For the chargeable year in which an overpayment arises interest is paid only at half the appropriate rate; this is, no doubt, intended to take account of the fact that payment of rates will normally have been made by instalments. Where the overpayment is not refunded in the same chargeable year as it arose, interest is payable at the full appropriate rate during each subsequent year until the day before repayment.

Thus, if the rating list is altered in November 1991 with effect from April 1 1990, and a refund is made on December 1 1991, the relevant periods during which interest at half the appropriate rate may be payable are the complete rate year 1990-91, and the part year April 1 to November 30 1991. However, the overpayment for 1990-91 was not refunded on April 1 1991 but was held over until December 1991, and interest at the full rate is payable for that subsequent period.

Some additional points may be noted briefly:

  • A rate refund will carry interest only if it results from an alteration of the list; an overpayment of rates which has occurred from some other cause will be repayable without interest.
  • Similarly, if the ratepayer has delayed payment to the extent that the charging authority has obtained a judgment or liability order for the rates ultimately overpaid, no interest is payable on the refund of the overpayment.
  • When paying the interest, the charging authority will be obliged to deduct income tax at basic rate and to supply a certificate of deduction on request.
  • There is no requirement for the charging authority to provide an explanation of their derivation of the amount of interest payable.
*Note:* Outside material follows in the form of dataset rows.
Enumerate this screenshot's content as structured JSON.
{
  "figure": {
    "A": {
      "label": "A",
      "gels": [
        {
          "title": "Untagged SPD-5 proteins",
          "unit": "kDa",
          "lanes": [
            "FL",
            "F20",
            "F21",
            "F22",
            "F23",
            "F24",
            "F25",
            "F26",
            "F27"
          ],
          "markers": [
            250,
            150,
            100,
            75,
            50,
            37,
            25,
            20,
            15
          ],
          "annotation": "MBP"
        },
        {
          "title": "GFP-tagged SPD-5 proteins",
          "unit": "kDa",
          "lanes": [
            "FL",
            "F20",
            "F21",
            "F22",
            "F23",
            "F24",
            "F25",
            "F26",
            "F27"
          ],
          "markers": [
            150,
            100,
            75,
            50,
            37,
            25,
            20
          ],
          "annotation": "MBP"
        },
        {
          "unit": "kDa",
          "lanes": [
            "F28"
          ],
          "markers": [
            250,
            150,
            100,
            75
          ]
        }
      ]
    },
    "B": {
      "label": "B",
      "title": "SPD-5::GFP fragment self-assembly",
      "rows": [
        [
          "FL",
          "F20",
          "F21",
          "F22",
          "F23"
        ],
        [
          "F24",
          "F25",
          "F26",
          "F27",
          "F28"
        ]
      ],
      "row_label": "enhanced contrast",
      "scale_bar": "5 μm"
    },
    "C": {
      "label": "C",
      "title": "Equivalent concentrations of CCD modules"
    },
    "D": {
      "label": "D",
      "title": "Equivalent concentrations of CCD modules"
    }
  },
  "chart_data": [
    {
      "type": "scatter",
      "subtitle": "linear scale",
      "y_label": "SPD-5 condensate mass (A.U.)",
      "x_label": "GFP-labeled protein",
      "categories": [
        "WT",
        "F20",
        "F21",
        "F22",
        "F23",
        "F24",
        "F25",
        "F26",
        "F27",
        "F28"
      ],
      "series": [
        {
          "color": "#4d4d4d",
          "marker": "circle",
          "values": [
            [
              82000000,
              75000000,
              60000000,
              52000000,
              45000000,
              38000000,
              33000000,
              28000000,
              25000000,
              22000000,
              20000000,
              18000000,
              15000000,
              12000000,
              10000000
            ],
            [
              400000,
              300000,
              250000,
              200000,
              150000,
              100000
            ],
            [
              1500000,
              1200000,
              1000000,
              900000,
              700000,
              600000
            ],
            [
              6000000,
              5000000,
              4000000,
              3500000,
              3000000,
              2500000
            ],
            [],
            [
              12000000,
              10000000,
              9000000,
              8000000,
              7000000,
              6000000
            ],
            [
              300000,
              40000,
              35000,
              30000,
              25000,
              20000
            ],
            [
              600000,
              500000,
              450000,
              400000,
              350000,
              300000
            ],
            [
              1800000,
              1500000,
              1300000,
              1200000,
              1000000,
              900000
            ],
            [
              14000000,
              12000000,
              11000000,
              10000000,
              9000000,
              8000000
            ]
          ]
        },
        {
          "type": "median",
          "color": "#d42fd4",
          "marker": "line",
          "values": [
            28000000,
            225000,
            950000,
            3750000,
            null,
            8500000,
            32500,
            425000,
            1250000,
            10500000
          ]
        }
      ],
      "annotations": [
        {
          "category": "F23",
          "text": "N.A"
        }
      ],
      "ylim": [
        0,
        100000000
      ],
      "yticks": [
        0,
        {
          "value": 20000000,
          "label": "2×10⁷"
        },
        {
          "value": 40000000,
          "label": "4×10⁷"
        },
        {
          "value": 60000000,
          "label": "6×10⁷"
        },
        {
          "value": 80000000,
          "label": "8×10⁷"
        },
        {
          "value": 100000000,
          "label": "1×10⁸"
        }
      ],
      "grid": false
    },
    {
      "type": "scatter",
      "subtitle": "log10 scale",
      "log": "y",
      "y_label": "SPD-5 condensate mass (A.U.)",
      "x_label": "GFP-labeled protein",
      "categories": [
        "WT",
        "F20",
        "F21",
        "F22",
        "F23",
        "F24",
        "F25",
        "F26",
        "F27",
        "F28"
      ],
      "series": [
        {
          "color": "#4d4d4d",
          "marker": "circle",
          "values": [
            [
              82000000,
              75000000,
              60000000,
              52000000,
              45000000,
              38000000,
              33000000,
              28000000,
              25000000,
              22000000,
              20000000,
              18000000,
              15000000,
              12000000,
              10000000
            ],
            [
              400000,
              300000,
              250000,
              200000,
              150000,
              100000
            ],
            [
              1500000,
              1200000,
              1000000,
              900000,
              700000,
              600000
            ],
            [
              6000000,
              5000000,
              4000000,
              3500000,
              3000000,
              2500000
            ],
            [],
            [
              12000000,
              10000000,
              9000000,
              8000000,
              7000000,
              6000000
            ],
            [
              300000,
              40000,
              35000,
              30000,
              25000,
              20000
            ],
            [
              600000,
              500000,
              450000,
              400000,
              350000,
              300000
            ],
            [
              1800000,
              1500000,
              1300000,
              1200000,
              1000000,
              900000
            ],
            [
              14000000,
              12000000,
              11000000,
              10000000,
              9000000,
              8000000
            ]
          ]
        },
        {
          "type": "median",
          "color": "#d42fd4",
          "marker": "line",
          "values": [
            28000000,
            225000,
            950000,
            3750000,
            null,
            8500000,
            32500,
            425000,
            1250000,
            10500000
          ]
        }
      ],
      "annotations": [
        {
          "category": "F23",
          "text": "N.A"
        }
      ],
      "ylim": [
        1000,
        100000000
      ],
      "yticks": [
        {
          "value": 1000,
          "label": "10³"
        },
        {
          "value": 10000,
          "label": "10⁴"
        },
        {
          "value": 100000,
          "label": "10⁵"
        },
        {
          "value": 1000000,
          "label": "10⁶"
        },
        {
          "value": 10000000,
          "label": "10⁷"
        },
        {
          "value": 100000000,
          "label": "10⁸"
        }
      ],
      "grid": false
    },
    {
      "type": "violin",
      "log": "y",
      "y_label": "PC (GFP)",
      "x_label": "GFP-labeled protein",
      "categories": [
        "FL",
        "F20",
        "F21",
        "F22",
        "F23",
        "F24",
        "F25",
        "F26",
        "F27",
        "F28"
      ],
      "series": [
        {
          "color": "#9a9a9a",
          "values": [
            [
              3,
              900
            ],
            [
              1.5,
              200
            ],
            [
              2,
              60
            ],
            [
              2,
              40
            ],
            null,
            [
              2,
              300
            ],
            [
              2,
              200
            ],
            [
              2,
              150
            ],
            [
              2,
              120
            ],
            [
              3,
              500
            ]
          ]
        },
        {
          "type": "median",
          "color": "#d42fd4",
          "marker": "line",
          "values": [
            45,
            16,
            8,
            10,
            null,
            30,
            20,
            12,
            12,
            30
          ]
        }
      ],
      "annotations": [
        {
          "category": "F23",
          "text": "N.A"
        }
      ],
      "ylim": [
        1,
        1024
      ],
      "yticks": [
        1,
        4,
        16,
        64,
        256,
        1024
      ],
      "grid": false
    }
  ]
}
When first announced, the intention to pay interest on refunds of overpaid rates was welcomed as equitable and long overdue. It is perhaps a little premature to pass judgment upon the system which has been devised, owing to the relatively few appeals that have been determined and thus the limited occasions for charging authorities to make interest payments, but considerable confusion may well arise from the regulations.

Ratepayers will have to become familiar with the complex rules for the calculations of interest in order to ensure that they receive what is owing to them.

Finally, those who have become victims of the recession and are no longer in business will be wishing that the right to withhold payment of part of the rates had been retained. That concession might well have prevented some ratepayers from going out of business, but the payment of interest to the receiver will be of no comfort.